Parts of US plane wreck pulled from glacier 70 years on
Parts of a wrecked US military plane have been recovered from melting glacier ice 70 years after it made an emergency landing in the Alps.
The Swiss Air Force says it has pulled out important parts of the American Dakota C-53, which landed on the Gauli Glacier in the Bernese Oberland in 1946. But not all the parts have come to the surface. The cockpit, for example, remains under the ice.
“We found an engine block with the propeller, some parts of the wing and a lot of small pieces, bits of sheet metal, wooden parts and also some blankets,” Fritz Teuscher, head of the recovery team, told a press briefing on Monday.
Up to two tonnes of recovered material is being airlifted to the valley.
“The Americans have given the plane to the government,” said Teuscher. Some parts will be put on display in an exhibition at the tourist centre in the village of Innertkirchen.

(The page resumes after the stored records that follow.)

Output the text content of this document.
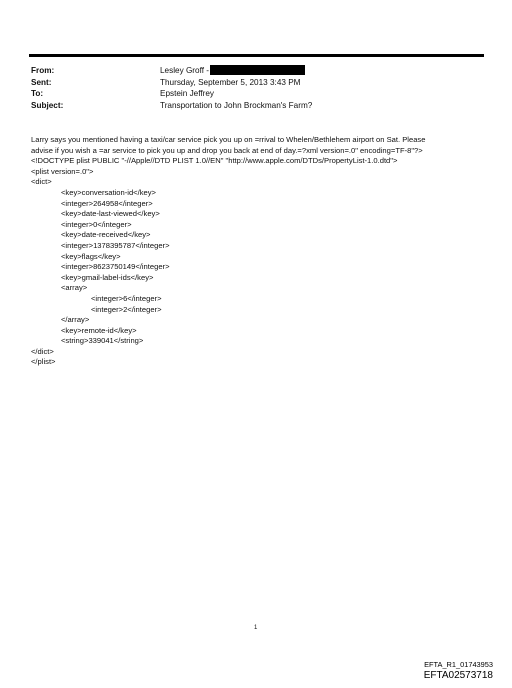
From:	Lesley Groff -
Sent:	Thursday, September 5, 2013 3:43 PM
To:	Epstein Jeffrey
Subject:	Transportation to John Brockman's Farm?
Larry says you mentioned having a taxi/car service pick you up on =rrival to Whelen/Bethlehem airport on Sat. Please
advise if you wish a =ar service to pick you up and drop you back at end of day.=?xml version=.0" encoding=TF-8"?>
<!DOCTYPE plist PUBLIC "-//Apple//DTD PLIST 1.0//EN" "http://www.apple.com/DTDs/PropertyList-1.0.dtd">
<plist version=.0">
<dict>
<key>conversation-id</key>
<integer>264958</integer>
<key>date-last-viewed</key>
<integer>0</integer>
<key>date-received</key>
<integer>1378395787</integer>
<key>flags</key>
<integer>8623750149</integer>
<key>gmail-label-ids</key>
<array>
<integer>6</integer>
<integer>2</integer>
</array>
<key>remote-id</key>
<string>339041</string>
</dict>
</plist>
1
EFTA_R1_01743953
EFTA02573718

On November 19, 1946, the Dakota came off course in fog before making a safe landing high in the Bernese Alps, where it was spotted by coincidence at an altitude of 3,350 metres on the Gauli Glacier.
In an unprecedented operation, Swiss military pilots launched the world’s first rescue in the high mountains from the air, and they managed to fly the 12 Dakota passengers safely to nearby Meiringen. The rescue operation is regarded as the birth of the air rescue service.